Leiv Marsteintredet: Associate Professor in the Department of Literature, Area Studies and European Languages at the University of Oslo. His work reveals the flexibility of presidential regimes in Latin America to manage executive-legislative conflict that is often attributed to rigid governing duration and dual democratic legitimacy. This involves a more nuanced conceptual development of “presidential interruptions” that draws attention to the heterogeneous nature of these presidential breakdowns and its relationship with the quality of democracy. He integrates quantitative and qualitative work, including field research in the Dominican Republic, to uncover the different conditions that structure conflict management in presidential regimes. His broader research interests focus on presidential regimes, multiparty democracy, political crises, and regime development in Latin America. His co-edited volume with Mariana Llanos is published by Palgrave and other work is published in Comparative Politics, Latin American Politics and Society,and América Latina Hoy.
John Polga-Hecimovich: Assistant Professor of Political Science at the U.S. Naval Academy. His work is broadly focused on the effects of political institutions on democratic stability, policymaking, and governance in Latin America. His current research examines how lawmakers in countries with low capacity bureaucracies assure the effective implementation of given public policies, and how their choice of bureaucratic agents affects the likelihood of policy success. He further explores how the organization of political parties manages policy conflict associated with multiparty democracy in legislatures. His unique perspective on democratic governance is informed from extensive field research in Brazil, Ecuador, Colombia, Peru, and Venezuela. His work has appeared inElectoral Studies, Journal of Politics, Journal of Politics in Latin America, Latin American Politics and Society, Party Politics, and,Political Research Quarterly.

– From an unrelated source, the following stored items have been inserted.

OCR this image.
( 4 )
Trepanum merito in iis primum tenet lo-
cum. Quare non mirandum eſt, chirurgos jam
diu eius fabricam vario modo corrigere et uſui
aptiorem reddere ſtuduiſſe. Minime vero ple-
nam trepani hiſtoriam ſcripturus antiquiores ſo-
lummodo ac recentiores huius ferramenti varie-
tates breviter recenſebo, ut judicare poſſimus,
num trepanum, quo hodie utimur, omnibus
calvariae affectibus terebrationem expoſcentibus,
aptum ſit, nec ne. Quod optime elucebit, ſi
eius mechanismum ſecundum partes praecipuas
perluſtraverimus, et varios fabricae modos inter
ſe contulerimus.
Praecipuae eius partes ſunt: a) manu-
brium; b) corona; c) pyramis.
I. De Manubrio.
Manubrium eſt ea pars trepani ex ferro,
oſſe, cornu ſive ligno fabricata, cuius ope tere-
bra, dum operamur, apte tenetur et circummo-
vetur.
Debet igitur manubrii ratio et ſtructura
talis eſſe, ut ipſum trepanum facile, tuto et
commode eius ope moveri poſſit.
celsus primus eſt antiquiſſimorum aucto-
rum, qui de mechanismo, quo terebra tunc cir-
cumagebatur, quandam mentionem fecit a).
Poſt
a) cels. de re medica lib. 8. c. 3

Michelle Taylor-Robinson: Professor of Political Science at Texas A&M University. Her research focuses on how the design of democratic institutions affects representation and the consequences for consolidating democracy with a regional focus on Latin America. Her diverse research on political representation includes the success and failures of democratic transitions, the dynamic relationship between electoral systems and legislative institutions, the monitoring capacity of poor and rich voters to achieve democratic accountability, the incorporation and behavior of female politicians, and citizen views of female incorporation to government. Her execution of empirical political science is a balance of unique data, in-depth elite surveys, and experimental data while conducting field research in Latin America. She is published in American Journal of Political Science, Journal of Politics, Comparative Political Studies, Electoral Studies, Party Politics, Women and Politics, Political Research Quarterly, and Journal of Legislative Studies. Her books have been published by Oxford University Press, Pennsylvania State University Press, and University of Pittsburgh Press.